Through the lecture we examined several design strategies that work particularly well for certain workloads (for example, SIMD with high instruction stream coherence, multi-threading to reduce stalling). Here and in the previous slide, we combine all of these ideas for a single many-core processor. Is it the case that these design decisions are rarely in conflict, or is balancing these to achieve good performance a more delicate issue than it first appears?
@illuminated There are two main reasons why design decisions can come into conflict: 1) cost constraints and 2) space constraints.
If building a chip with SIMD capability costs X and building more fetch and decode units and execution contexts for multithreading costs X and you only have X dollars remaining in your budget, you have to choose one to implement in your chip.
Furthermore, as you can see from this slide, having hardware support for multithreading and SIMD on a chip takes us more space. You have limited space on your chip. Especially for small devices like smart phones, you often have to make design decisions based on space constraints.
If in a processor with the above architecture we use ispc and have tasks > 8 and SIMD then would we have 8 tasks scheduled at a time such that 4 do vector operations(SIMD) and 4 do scaler operations on the single execution unit.
Thus our maximum possible speedup would be (4*8 + 4)X in that case?
Is this analysis correct?
If we only need to use a single instruction stream, is there any difference between using 2 cores with 1 fetch/decode, 1 execute, 1 execution context each vs. 1 core with 2 fetch/decode, 2 execute, 2 execution contexts?
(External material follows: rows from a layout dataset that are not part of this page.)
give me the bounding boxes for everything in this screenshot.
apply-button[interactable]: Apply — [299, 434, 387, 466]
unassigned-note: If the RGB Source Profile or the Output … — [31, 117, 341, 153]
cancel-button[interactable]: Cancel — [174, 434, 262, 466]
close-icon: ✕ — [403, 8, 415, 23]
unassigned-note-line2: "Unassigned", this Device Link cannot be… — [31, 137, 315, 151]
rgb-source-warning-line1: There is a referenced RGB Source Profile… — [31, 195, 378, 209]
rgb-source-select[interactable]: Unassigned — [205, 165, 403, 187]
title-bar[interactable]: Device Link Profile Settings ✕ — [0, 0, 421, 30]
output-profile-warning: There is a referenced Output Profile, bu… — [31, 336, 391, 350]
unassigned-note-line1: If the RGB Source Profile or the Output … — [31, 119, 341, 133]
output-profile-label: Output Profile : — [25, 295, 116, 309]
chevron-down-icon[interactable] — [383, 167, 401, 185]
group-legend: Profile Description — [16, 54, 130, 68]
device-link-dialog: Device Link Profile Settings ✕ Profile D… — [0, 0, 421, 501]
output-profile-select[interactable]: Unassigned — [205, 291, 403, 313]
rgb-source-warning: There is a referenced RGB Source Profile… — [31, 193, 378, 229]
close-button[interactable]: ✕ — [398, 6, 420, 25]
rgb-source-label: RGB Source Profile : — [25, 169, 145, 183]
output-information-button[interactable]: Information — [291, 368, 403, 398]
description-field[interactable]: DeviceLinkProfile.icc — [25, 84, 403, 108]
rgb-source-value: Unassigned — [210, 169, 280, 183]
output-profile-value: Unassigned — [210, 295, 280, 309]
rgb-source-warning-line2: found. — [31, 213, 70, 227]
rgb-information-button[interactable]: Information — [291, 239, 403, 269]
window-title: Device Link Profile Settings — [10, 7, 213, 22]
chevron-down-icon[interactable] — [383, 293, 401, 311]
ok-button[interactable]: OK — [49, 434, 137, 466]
@huehue yes, a single core with 2 fetch and decode units can exploit ILP within that single instruction stream (assuming these 2 fetch and decode units are capable of finding independent instructions within one instruction stream). If we had a 2 core machine, we would have to pick a core to run the single instruction stream on. Within that core, we can only run one instruction at once because it only has 1 fetch/decode and 1 execution unit.